Some of the additional studies looked at Covid, while others were conducted before the pandemic and looked at flu and other respiratory illnesses.
They included Covid pandemic trials – two from Mexico and one each from England, Norway, and Bangladesh, plus the Danish study.
The researchers only added randomized controlled trials (RCTs) looking at the effect of physical interventions to protect against illness, including mask-wearing.
RCTs are the optimal method to prevent systematic differences between participants affecting results. In RCT studies, the mask and control groups are randomly chosen from the same eligible population.
The main outcomes the Cochrane researchers measured were the number of flu- and Covid-like illness cases and any adverse events that came about from the intervention.
The Cochrane researchers calculated risk ratios relating to mask-wearing.
A value of below one indicates the intervention improved the outcome and a value above one shows it made it worse. The nearer to one the risk ratio value is, the less of an effect it had.
The researchers noted a high risk of bias in the studies and a ‘relatively low adherence with the interventions’, making it difficult to draw firm conclusions.
But Professor Balloux tweeted: ‘Cochrane reviews are the “gold standard” in evidence-based medicine.
‘They follow a rigorous methodology and only consider high-quality evidence.

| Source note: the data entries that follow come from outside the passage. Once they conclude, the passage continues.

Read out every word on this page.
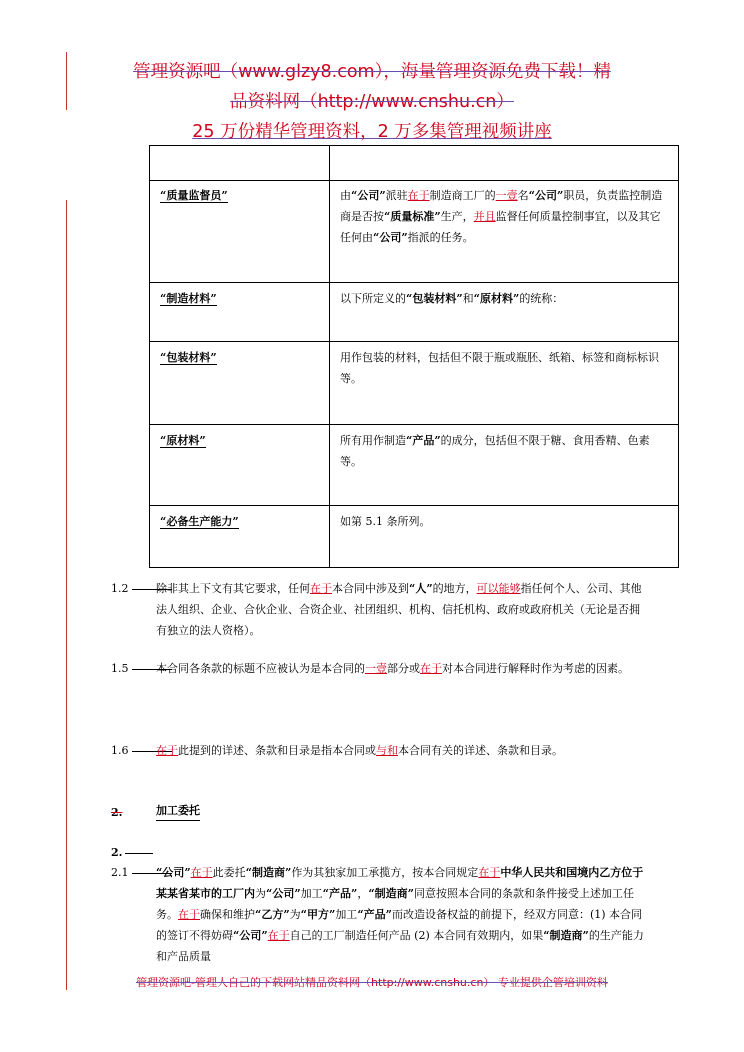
管理资源吧（www.glzy8.com），海量管理资源免费下载！精
品资料网（http://www.cnshu.cn）
25 万份精华管理资料，2 万多集管理视频讲座

“质量监督员”	由“公司”派驻在于制造商工厂的一壹名“公司”职员，负责监控制造商是否按“质量标准”生产，并且监督任何质量控制事宜，以及其它任何由“公司”指派的任务。
“制造材料”	以下所定义的“包装材料”和“原材料”的统称：
“包装材料”	用作包装的材料，包括但不限于瓶或瓶胚、纸箱、标签和商标标识等。
“原材料”	所有用作制造“产品”的成分，包括但不限于糖、食用香精、色素等。
“必备生产能力”	如第 5.1 条所列。
1.2	除非其上下文有其它要求，任何在于本合同中涉及到“人”的地方，可以能够指任何个人、公司、其他法人组织、企业、合伙企业、合资企业、社团组织、机构、信托机构、政府或政府机关（无论是否拥有独立的法人资格）。
1.5	本合同各条款的标题不应被认为是本合同的一壹部分或在于对本合同进行解释时作为考虑的因素。
1.6	在于此提到的详述、条款和目录是指本合同或与和本合同有关的详述、条款和目录。
2.	加工委托
2.
2.1	“公司”在于此委托“制造商”作为其独家加工承揽方，按本合同规定在于中华人民共和国境内乙方位于某某省某市的工厂内为“公司”加工“产品”，“制造商”同意按照本合同的条款和条件接受上述加工任务。在于确保和维护“乙方”为“甲方”加工“产品”而改造设备权益的前提下，经双方同意：(1) 本合同的签订不得妨碍“公司”在于自己的工厂制造任何产品 (2) 本合同有效期内，如果“制造商”的生产能力和产品质量
管理资源吧-管理人自己的下载网站精品资料网（http://www.cnshu.cn） 专业提供企管培训资料
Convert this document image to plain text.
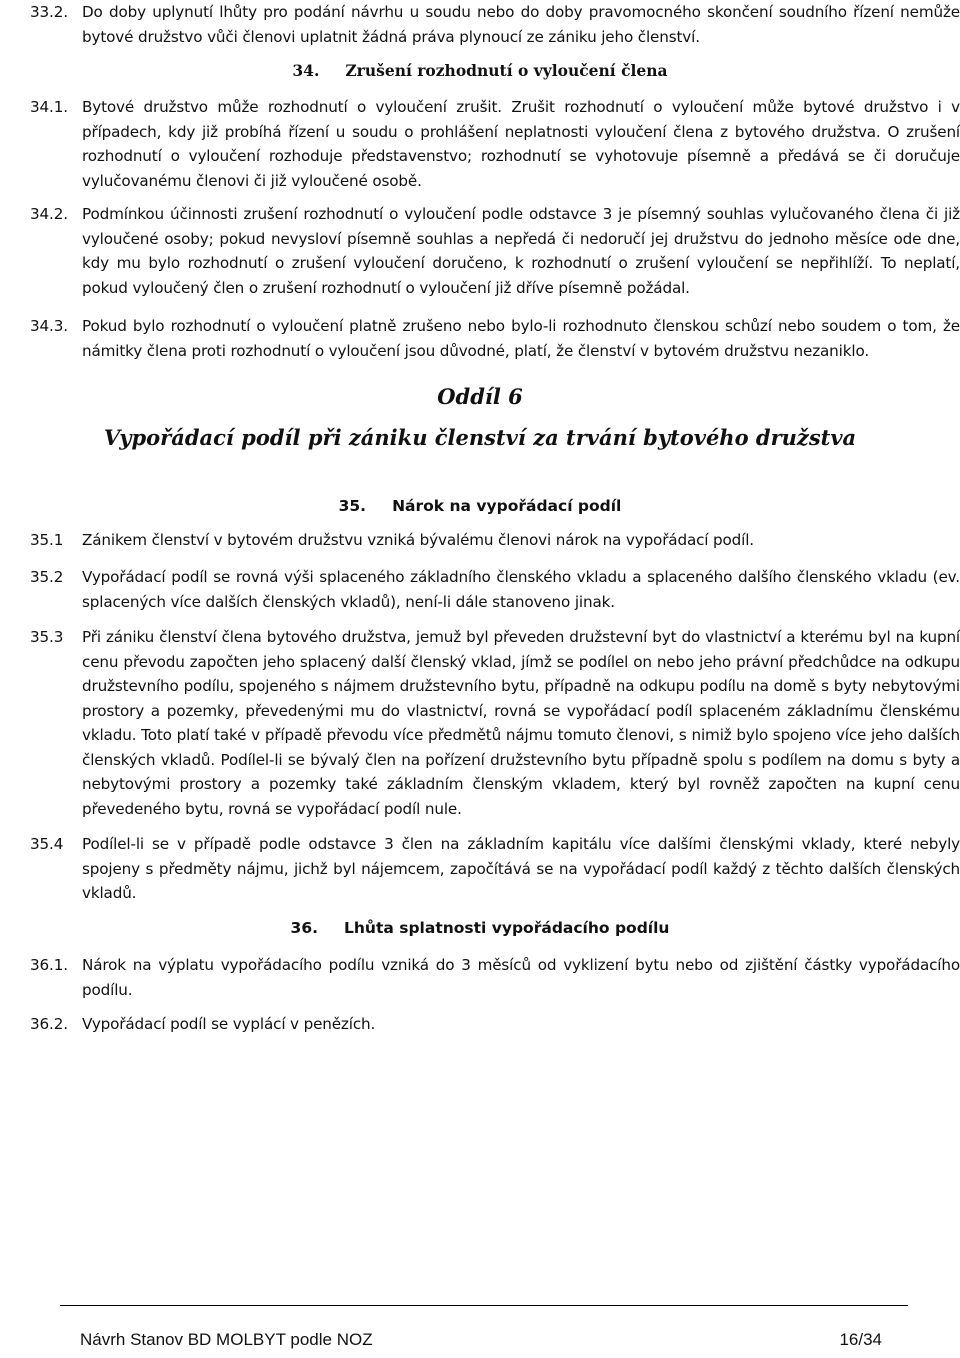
33.2. Do doby uplynutí lhůty pro podání návrhu u soudu nebo do doby pravomocného skončení soudního řízení nemůže bytové družstvo vůči členovi uplatnit žádná práva plynoucí ze zániku jeho členství.
34. Zrušení rozhodnutí o vyloučení člena
34.1. Bytové družstvo může rozhodnutí o vyloučení zrušit. Zrušit rozhodnutí o vyloučení může bytové družstvo i v případech, kdy již probíhá řízení u soudu o prohlášení neplatnosti vyloučení člena z bytového družstva. O zrušení rozhodnutí o vyloučení rozhoduje představenstvo; rozhodnutí se vyhotovuje písemně a předává se či doručuje vylučovanému členovi či již vyloučené osobě.
34.2. Podmínkou účinnosti zrušení rozhodnutí o vyloučení podle odstavce 3 je písemný souhlas vylučovaného člena či již vyloučené osoby; pokud nevysloví písemně souhlas a nepředá či nedoručí jej družstvu do jednoho měsíce ode dne, kdy mu bylo rozhodnutí o zrušení vyloučení doručeno, k rozhodnutí o zrušení vyloučení se nepřihlíží. To neplatí, pokud vyloučený člen o zrušení rozhodnutí o vyloučení již dříve písemně požádal.
34.3. Pokud bylo rozhodnutí o vyloučení platně zrušeno nebo bylo-li rozhodnuto členskou schůzí nebo soudem o tom, že námitky člena proti rozhodnutí o vyloučení jsou důvodné, platí, že členství v bytovém družstvu nezaniklo.
Oddíl 6
Vypořádací podíl při zániku členství za trvání bytového družstva
35. Nárok na vypořádací podíl
35.1 Zánikem členství v bytovém družstvu vzniká bývalému členovi nárok na vypořádací podíl.
35.2 Vypořádací podíl se rovná výši splaceného základního členského vkladu a splaceného dalšího členského vkladu (ev. splacených více dalších členských vkladů), není-li dále stanoveno jinak.
35.3 Při zániku členství člena bytového družstva, jemuž byl převeden družstevní byt do vlastnictví a kterému byl na kupní cenu převodu započten jeho splacený další členský vklad, jímž se podílel on nebo jeho právní předchůdce na odkupu družstevního podílu, spojeného s nájmem družstevního bytu, případně na odkupu podílu na domě s byty nebytovými prostory a pozemky, převedenými mu do vlastnictví, rovná se vypořádací podíl splaceném základnímu členskému vkladu. Toto platí také v případě převodu více předmětů nájmu tomuto členovi, s nimiž bylo spojeno více jeho dalších členských vkladů. Podílel-li se bývalý člen na pořízení družstevního bytu případně spolu s podílem na domu s byty a nebytovými prostory a pozemky také základním členským vkladem, který byl rovněž započten na kupní cenu převedeného bytu, rovná se vypořádací podíl nule.
35.4 Podílel-li se v případě podle odstavce 3 člen na základním kapitálu více dalšími členskými vklady, které nebyly spojeny s předměty nájmu, jichž byl nájemcem, započítává se na vypořádací podíl každý z těchto dalších členských vkladů.
36. Lhůta splatnosti vypořádacího podílu
36.1. Nárok na výplatu vypořádacího podílu vzniká do 3 měsíců od vyklizení bytu nebo od zjištění částky vypořádacího podílu.
36.2. Vypořádací podíl se vyplácí v penězích.
Návrh Stanov BD MOLBYT podle NOZ	16/34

As such, the review included a limited number of studies and has moderate power to detect small effects.
‘Irrespective of the limitations of the study, its results indicate that the true impact of medical/surgical masks and N95/P2 respirators on the transmission of respiratory viruses is at best small.’

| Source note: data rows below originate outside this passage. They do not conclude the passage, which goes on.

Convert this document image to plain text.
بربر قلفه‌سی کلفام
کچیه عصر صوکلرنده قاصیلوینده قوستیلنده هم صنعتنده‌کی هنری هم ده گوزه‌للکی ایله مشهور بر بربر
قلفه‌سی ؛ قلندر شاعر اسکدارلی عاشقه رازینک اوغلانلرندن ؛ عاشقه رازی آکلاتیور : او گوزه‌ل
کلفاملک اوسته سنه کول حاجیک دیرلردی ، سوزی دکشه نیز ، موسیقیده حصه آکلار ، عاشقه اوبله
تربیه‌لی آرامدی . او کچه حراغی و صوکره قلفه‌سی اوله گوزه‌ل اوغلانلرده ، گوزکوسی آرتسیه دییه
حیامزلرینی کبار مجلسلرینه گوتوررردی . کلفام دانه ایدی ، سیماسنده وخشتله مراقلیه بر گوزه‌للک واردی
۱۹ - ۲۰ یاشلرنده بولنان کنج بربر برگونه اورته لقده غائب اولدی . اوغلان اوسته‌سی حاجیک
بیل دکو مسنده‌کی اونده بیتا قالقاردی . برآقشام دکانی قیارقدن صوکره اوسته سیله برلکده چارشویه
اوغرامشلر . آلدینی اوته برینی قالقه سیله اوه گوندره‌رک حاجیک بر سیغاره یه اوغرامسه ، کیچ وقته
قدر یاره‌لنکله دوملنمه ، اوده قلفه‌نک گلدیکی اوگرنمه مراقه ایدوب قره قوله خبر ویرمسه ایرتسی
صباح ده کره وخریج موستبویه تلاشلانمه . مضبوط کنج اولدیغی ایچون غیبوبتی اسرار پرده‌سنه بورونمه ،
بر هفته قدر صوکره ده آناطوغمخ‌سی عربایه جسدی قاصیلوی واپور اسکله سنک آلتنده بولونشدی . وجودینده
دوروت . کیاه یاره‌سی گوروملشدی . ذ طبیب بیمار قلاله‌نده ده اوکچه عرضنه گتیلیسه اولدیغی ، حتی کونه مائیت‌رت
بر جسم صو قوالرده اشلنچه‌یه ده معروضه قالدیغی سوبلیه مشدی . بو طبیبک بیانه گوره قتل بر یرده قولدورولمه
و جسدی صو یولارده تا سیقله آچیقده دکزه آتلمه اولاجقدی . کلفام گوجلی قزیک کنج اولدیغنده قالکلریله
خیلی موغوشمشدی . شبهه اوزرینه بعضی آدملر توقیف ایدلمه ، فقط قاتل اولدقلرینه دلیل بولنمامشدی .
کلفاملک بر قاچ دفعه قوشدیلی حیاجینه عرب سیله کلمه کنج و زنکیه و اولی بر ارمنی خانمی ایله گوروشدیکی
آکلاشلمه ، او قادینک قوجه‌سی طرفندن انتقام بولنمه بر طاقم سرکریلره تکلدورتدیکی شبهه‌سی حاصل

To compare the effect of masks on preventing the spread of Covid and flu, the Cochrane researchers looked at 12 trials — two in healthcare workers and 10 in the community.
They found that in the community, wearing a face mask reduced the risk of catching either flu or Covid-like illness by five percent.The study suggested that there is actually a one percent increased risk of testing positive if you wore a mask, but the margins are too small to say this for certain.
The team said both these results were ‘moderate certainty evidence’.
They also looked the effect of higher grade masks such as N95s compared to standard surgical masks but were less sure of their impact.
The CDC only recommended that people wear N95s two years into the pandemic.
This part of the analysis looked at five studies — four in healthcare workers and one in households — with 16,000 participants in total.
They found that wearing a mask reduced chances of clinical respiratory illness by 30 percent.
But Professor Carl Heneghan, of the University of Oxford, who was an unlisted author on the paper, recognized that ‘harms were rarely measured and poorly reported’, meaning it was ‘very low‐certainty evidence’.
N95 masks are even more uncomfortable than surgical masks because of their thick material and tight fit.
Nurses who wore them for long periods of time during the pandemic reported cuts and scarring on their faces as a result.
But this also makes them better at preventing infections than regular surgical masks, which are too porous to block microscopic viral particles passing through.
The debate around masks first turned sour in 2020 when health officials flip-flopped on their effectiveness.
Then-NIAID director Dr Anthony Fauci said in 2020 that masks were ‘not providing the perfect protection that people think that it is’.
He later suggested people should wear masks as a mark of ‘respect’ for others, and admitted to lying to the public about masks’ effectiveness to prevent panic buying and preserve masks for healthcare workers.
The CDC website currently states that masks can help protect the wearer and others from Covid.
The agency is still recommending Americans wear masks in places with high transmission levels, such as on public transport.
Critics of masks claim they have hindered communication and children’s development and progress at school.
Rises in RSV and flu this winter were partly attributed to face-covering mandates because they prevented children from gaining natural immunity to other illnesses.